Ministro, você tem arado algumas rochas estéreis e até agora nenhum feixe alegre alegrou seu coração. Você deve, sem dúvida, "Voltar, regozijando-se, trazendo seus molhos com você". E você, ó Igreja de Deus, sofrendo pelas almas, reunindo-se diariamente em oração, implorando aos homens que venham a Cristo, e se eles ainda não estiverem salvos? A manhã chega, a noite já passou e o próprio Mestre logo aparecerá. E embora Ele possa não encontrar fé na terra, ainda assim o Seu advento trará à Sua Igreja o sucesso pelo qual ela esperou - tal sucesso que, assim como uma mulher não se lembra mais de suas dores de parto porque um homem nasceu no mundo - assim a Igreja não se lembrará mais de suas labutas, seus esforços e suas orações, porque o reino de Cristo chegou e Sua vontade é feita na terra assim como é no céu.
Trabalhe, queridos amigos!

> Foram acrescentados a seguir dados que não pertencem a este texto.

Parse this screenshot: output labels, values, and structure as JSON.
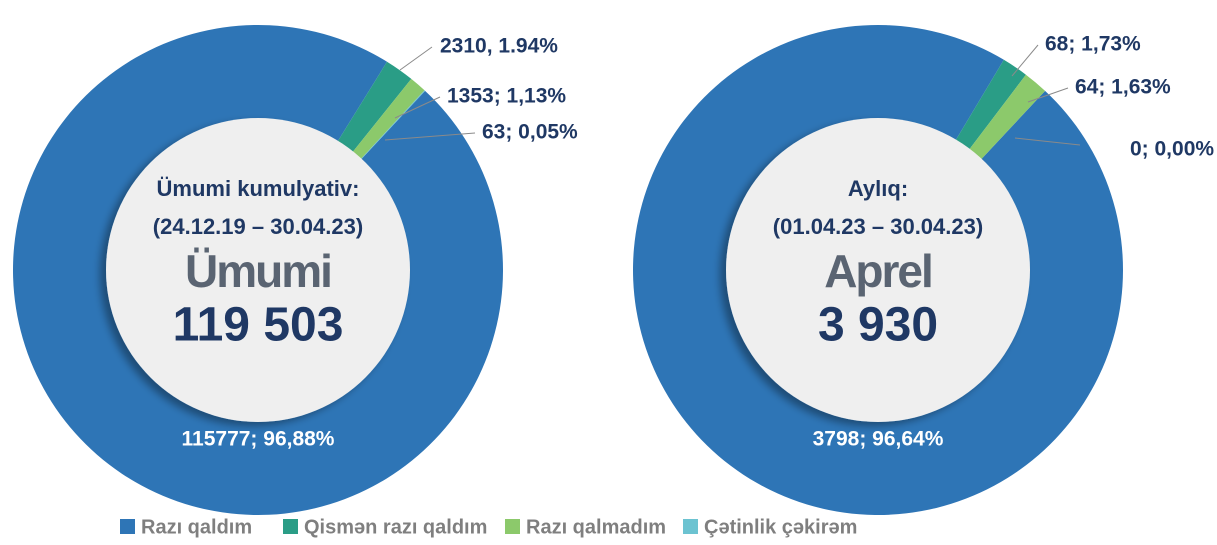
{
  "chart_data": [
    {
      "type": "donut",
      "center_text": [
        "Ümumi kumulyativ:",
        "(24.12.19 – 30.04.23)",
        "Ümumi",
        "119 503"
      ],
      "categories": [
        "Razı qaldım",
        "Qismən razı qaldım",
        "Razı qalmadım",
        "Çətinlik çəkirəm"
      ],
      "colors": [
        "#2e75b6",
        "#2a9d86",
        "#8cc96b",
        "#6cc3d1"
      ],
      "values": [
        115777,
        2310,
        1353,
        63
      ],
      "value_labels": [
        "115777; 96,88%",
        "2310, 1.94%",
        "1353; 1,13%",
        "63; 0,05%"
      ]
    },
    {
      "type": "donut",
      "center_text": [
        "Aylıq:",
        "(01.04.23 – 30.04.23)",
        "Aprel",
        "3 930"
      ],
      "categories": [
        "Razı qaldım",
        "Qismən razı qaldım",
        "Razı qalmadım",
        "Çətinlik çəkirəm"
      ],
      "colors": [
        "#2e75b6",
        "#2a9d86",
        "#8cc96b",
        "#6cc3d1"
      ],
      "values": [
        3798,
        68,
        64,
        0
      ],
      "value_labels": [
        "3798; 96,64%",
        "68; 1,73%",
        "64; 1,63%",
        "0; 0,00%"
      ]
    }
  ]
}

Se houver algum de vocês que não esteja trabalhando, comece agora. Se houver algum de vocês que ainda não foi salvo, o Senhor conceda que quando a Palavra for pregada, você possa ser pego nela como numa rede. Nós jogamos fora uma vez esta manhã. Esperamos lançá-lo novamente esta noite. “Creia no Senhor Jesus Cristo e você será salvo”, pois “aquele que crer e for batizado será salvo e aquele que não crer será condenado”.
Fuja para Cristo! Fuja da ira que está por vir! Que o Espírito aplique essa Palavra a você e o conduza ao lugar onde no alto do Calvário, com mãos e pés sangrando, o Salvador morre! Um olhar para Ele e você está salvo. Olhe, pecador, e viva! Deus te salve, pelo amor de Cristo! Amém.